For UATP stakeholders: The integration strengthens the Ceptor platform's feature parity with competitors, reducing switching costs and improving retention of airline customers. As airlines increasingly view payments as a competitive differentiator—not merely a functional necessity—platforms offering advanced capabilities gain strategic leverage. This is particularly important given that UATP faces pressure from larger, technology-forward competitors backed by venture capital and aggressive product roadmaps.

For Hands In and the broader split payments sector: Airlines represent a high-value vertical. Global airline passengers book approximately 4+ billion tickets annually, and even modest penetration of split payment functionality across major carriers translates to massive transaction volumes. Airlines' focus on conversion optimization and ancillary revenue maximization makes them ideal customers for payment innovation. Success here could position Hands In as a finalist for expansion into hospitality, travel, and e-commerce verticals.

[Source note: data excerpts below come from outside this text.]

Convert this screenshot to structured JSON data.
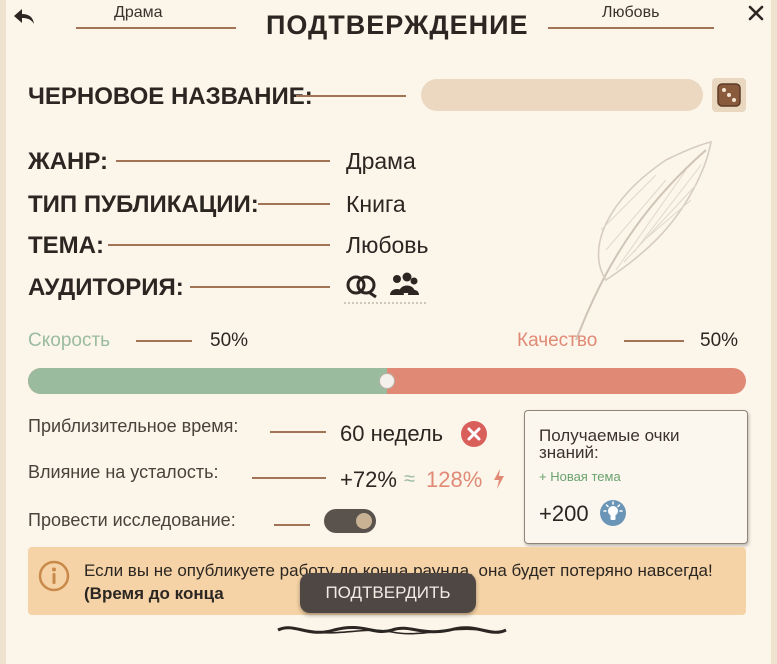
{
  "header": {
    "back_icon": "back-arrow-icon",
    "left_tab": "Драма",
    "title": "ПОДТВЕРЖДЕНИЕ",
    "right_tab": "Любовь",
    "close_icon": "close-icon"
  },
  "draft": {
    "label": "ЧЕРНОВОЕ НАЗВАНИЕ:",
    "input_value": "",
    "dice_icon": "dice-icon"
  },
  "details": [
    {
      "label": "ЖАНР:",
      "value": "Драма"
    },
    {
      "label": "ТИП ПУБЛИКАЦИИ:",
      "value": "Книга"
    },
    {
      "label": "ТЕМА:",
      "value": "Любовь"
    },
    {
      "label": "АУДИТОРИЯ:",
      "icons": [
        "couple-icon",
        "group-icon"
      ]
    }
  ],
  "balance": {
    "speed_label": "Скорость",
    "speed_value": "50%",
    "quality_label": "Качество",
    "quality_value": "50%",
    "slider_fraction": 0.5,
    "speed_color": "#9bbb9f",
    "quality_color": "#e08a76"
  },
  "stats": {
    "time_label": "Приблизительное время:",
    "time_value": "60 недель",
    "fatigue_label": "Влияние на усталость:",
    "fatigue_value": "+72%",
    "fatigue_approx": "≈",
    "fatigue_extra": "128%",
    "research_label": "Провести исследование:",
    "research_toggle_on": false
  },
  "knowledge": {
    "title": "Получаемые очки знаний:",
    "note": "+ Новая тема",
    "points": "+200",
    "points_icon": "lightbulb-icon"
  },
  "warning": {
    "text": "Если вы не опубликуете работу до конца раунда, она будет потеряно навсегда!",
    "bold": "(Время до конца"
  },
  "confirm_button": "ПОДТВЕРДИТЬ"
}
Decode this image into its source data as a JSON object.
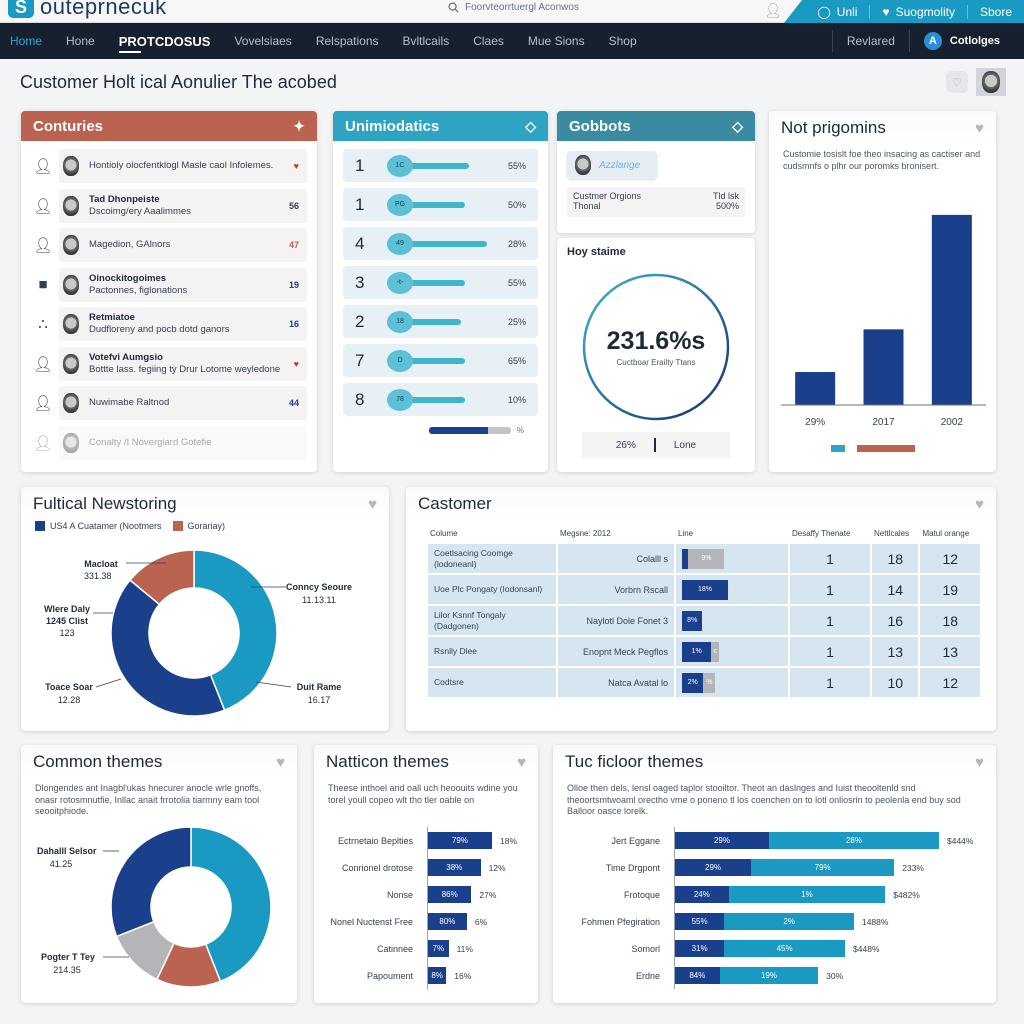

For airlines and consumers: The partnership addresses documented pain points—conversion leakage and payment friction—while enabling new revenue opportunities. Airlines gain a feature that can be marketed as a passenger benefit ("split your payment across cards") while simultaneously reducing checkout abandonment and increasing ancillary attachment rates. Regulatory and compliance benefits also matter: split payments, when processed transparently, improve affordability perception and reduce predatory lending concerns that plague some BNPL models.

For the broader payments ecosystem: The move signals that specialized payment innovation (split payments, payment orchestration, alternative methods) is increasingly outsourced to focused providers rather than built in-house by large platforms. This trend validates the fintech model and suggests that large, legacy payment processors must partner aggressively or risk commoditization.

Forward-Looking Implications

As airlines navigate competitive pressure from evolving consumer expectations and emerging payment technologies, partnerships like this one represent a pragmatic middle path: leveraging existing industry infrastructure (UATP's cooperative structure and Ceptor platform's market penetration) while injecting modern payment capabilities from specialized providers.

The success of this integration will likely determine whether UATP maintains its strategic relevance in an era of rapid fintech disruption. Airlines will watch closely for evidence that split payments drive measurable improvements in conversion rates and ancillary revenue—the metrics that ultimately justify technology investments. If successful, expect similar partnerships to proliferate across payment processors, GDS platforms, and airline systems globally, accelerating the normalization of payment flexibility in aviation commerce.

The partnership also underscores a broader trend: traditional industries are increasingly comfortable outsourcing specialized technical capabilities to focused fintech partners rather than building internally. This suggests that companies like Hands In—with deep expertise in narrow but high-value payment problems—have significant runway for growth within and beyond the airline sector.